It is our intent that researchers may reference Table 1 to help them determine the appropriate solution(s) to employ and the appropriate stakeholder(s) within a data-sharing organization to engage when facing a specific barrier. For example, if the data-sharing organization changes electronic data systems resulting in a ‘data not found’ technical barrier, one of the appropriate solutions is a ‘clear communication’ strategy with the stakeholder’s data manager or data management team to learn more about the situation.

Data-sharing process model

Our solutions-based process model (Figure 1) complements Table 1 by detailing the appropriate order in which to engage potential/existing stakeholders before starting a research project.
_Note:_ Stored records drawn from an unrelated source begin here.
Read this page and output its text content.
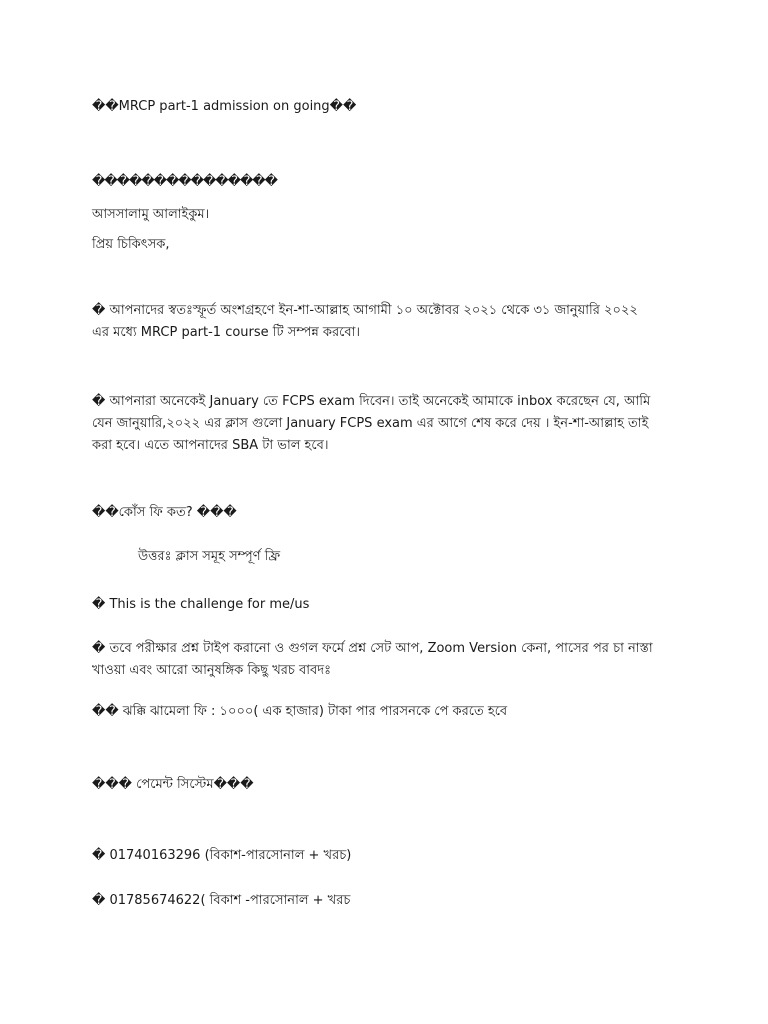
��MRCP part-1 admission on going��
���������������
আসসালামু আলাইকুম।
প্রিয় চিকিৎসক,
� আপনাদের স্বতঃস্ফূর্ত অংশগ্রহণে ইন-শা-আল্লাহ আগামী ১০ অক্টোবর ২০২১ থেকে ৩১ জানুয়ারি ২০২২
এর মধ্যে MRCP part-1 course টি সম্পন্ন করবো।
� আপনারা অনেকেই January তে FCPS exam দিবেন। তাই অনেকেই আমাকে inbox করেছেন যে, আমি
যেন জানুয়ারি,২০২২ এর ক্লাস গুলো January FCPS exam এর আগে শেষ করে দেয় । ইন-শা-আল্লাহ তাই
করা হবে। এতে আপনাদের SBA টা ভাল হবে।
��কোঁস ফি কত? ���
উত্তরঃ ক্লাস সমূহ সম্পূর্ণ ফ্রি
� This is the challenge for me/us
� তবে পরীক্ষার প্রশ্ন টাইপ করানো ও গুগল ফর্মে প্রশ্ন সেট আপ, Zoom Version কেনা, পাসের পর চা নাস্তা
খাওয়া এবং আরো আনুষঙ্গিক কিছু খরচ বাবদঃ
�� ঝক্কি ঝামেলা ফি : ১০০০( এক হাজার) টাকা পার পারসনকে পে করতে হবে
��� পেমেন্ট সিস্টেম���
� 01740163296 (বিকাশ-পারসোনাল + খরচ)
� 01785674622( বিকাশ -পারসোনাল + খরচ
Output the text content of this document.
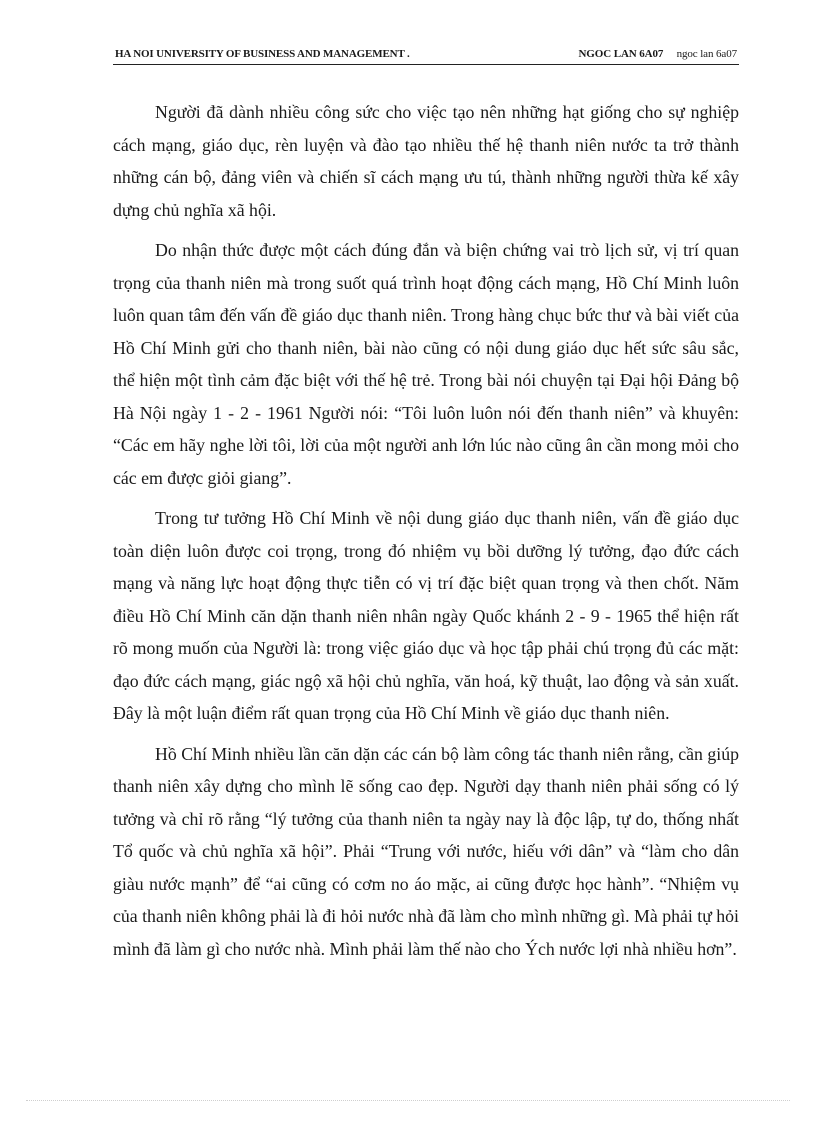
HA NOI UNIVERSITY OF BUSINESS AND MANAGEMENT .	NGOC LAN 6A07 ngoc lan 6a07

Người đã dành nhiều công sức cho việc tạo nên những hạt giống cho sự nghiệp cách mạng, giáo dục, rèn luyện và đào tạo nhiều thế hệ thanh niên nước ta trở thành những cán bộ, đảng viên và chiến sĩ cách mạng ưu tú, thành những người thừa kế xây dựng chủ nghĩa xã hội.

Do nhận thức được một cách đúng đắn và biện chứng vai trò lịch sử, vị trí quan trọng của thanh niên mà trong suốt quá trình hoạt động cách mạng, Hồ Chí Minh luôn luôn quan tâm đến vấn đề giáo dục thanh niên. Trong hàng chục bức thư và bài viết của Hồ Chí Minh gửi cho thanh niên, bài nào cũng có nội dung giáo dục hết sức sâu sắc, thể hiện một tình cảm đặc biệt với thế hệ trẻ. Trong bài nói chuyện tại Đại hội Đảng bộ Hà Nội ngày 1 - 2 - 1961 Người nói: “Tôi luôn luôn nói đến thanh niên” và khuyên: “Các em hãy nghe lời tôi, lời của một người anh lớn lúc nào cũng ân cần mong mỏi cho các em được giỏi giang”.

Trong tư tưởng Hồ Chí Minh về nội dung giáo dục thanh niên, vấn đề giáo dục toàn diện luôn được coi trọng, trong đó nhiệm vụ bồi dưỡng lý tưởng, đạo đức cách mạng và năng lực hoạt động thực tiễn có vị trí đặc biệt quan trọng và then chốt. Năm điều Hồ Chí Minh căn dặn thanh niên nhân ngày Quốc khánh 2 - 9 - 1965 thể hiện rất rõ mong muốn của Người là: trong việc giáo dục và học tập phải chú trọng đủ các mặt: đạo đức cách mạng, giác ngộ xã hội chủ nghĩa, văn hoá, kỹ thuật, lao động và sản xuất. Đây là một luận điểm rất quan trọng của Hồ Chí Minh về giáo dục thanh niên.

Hồ Chí Minh nhiều lần căn dặn các cán bộ làm công tác thanh niên rằng, cần giúp thanh niên xây dựng cho mình lẽ sống cao đẹp. Người dạy thanh niên phải sống có lý tưởng và chỉ rõ rằng “lý tưởng của thanh niên ta ngày nay là độc lập, tự do, thống nhất Tổ quốc và chủ nghĩa xã hội”. Phải “Trung với nước, hiếu với dân” và “làm cho dân giàu nước mạnh” để “ai cũng có cơm no áo mặc, ai cũng được học hành”. “Nhiệm vụ của thanh niên không phải là đi hỏi nước nhà đã làm cho mình những gì. Mà phải tự hỏi mình đã làm gì cho nước nhà. Mình phải làm thế nào cho Ých nước lợi nhà nhiều hơn”.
An important feature of the process model is the nonlinear, iterative process. Usually, interactions begin with the leadership team and progress to both the data management and legal teams, moving forward (green arrows in Figure 1) or backward (red arrows in Figure 1) to readdress barriers or address new ones, with additional solutions identified and offered to stakeholders.

Identify and learn more about potential partners. We have identified potential data-sharing stakeholders (organizations and individuals within an organization) at various stages of the research process. Ideally, our research team identifies potential stakeholders early in the research process so we can collectively develop and refine the research question(s) [13, 14]. Our research team may identify a potential stakeholder through our own online research, as well as through word of mouth from either colleagues or existing stakeholders. Since these personal contacts convey trust, they have helped our research team significantly in engaging new stakeholders. Conversely, potential stakeholders have approached our research team to collaborate on project development, evaluation, or grant writing. These stakeholder-initiated partnerships can offer exciting research opportunities as well. For example, an emergency medical services (EMS) director approached our team to analyze criminal arrests involving drug seizures and subsequent drug overdose deaths in the same vicinity. He hypothesized that an interruption in the drug supply chain may lead to increased risk of drug overdose. Moreover, our research team connects with potential (and existing) stakeholders through clinical service. For example, members of our research team provide health care and implement a behavioral health-screening program at a juvenile detention center. Through providing this clinical service to the juvenile court system, our research team gained intimate knowledge of the juvenile court system’s processes and needs. Furthermore, our research team established a trusted relationship that has developed into research projects using highly sensitive, identifiable juvenile detention stay records. In addition, engagement on community- and state-based boards can build connections with organizational leaders and their social networks. Being a member of a board not only benefits the community; new partnerships may emerge.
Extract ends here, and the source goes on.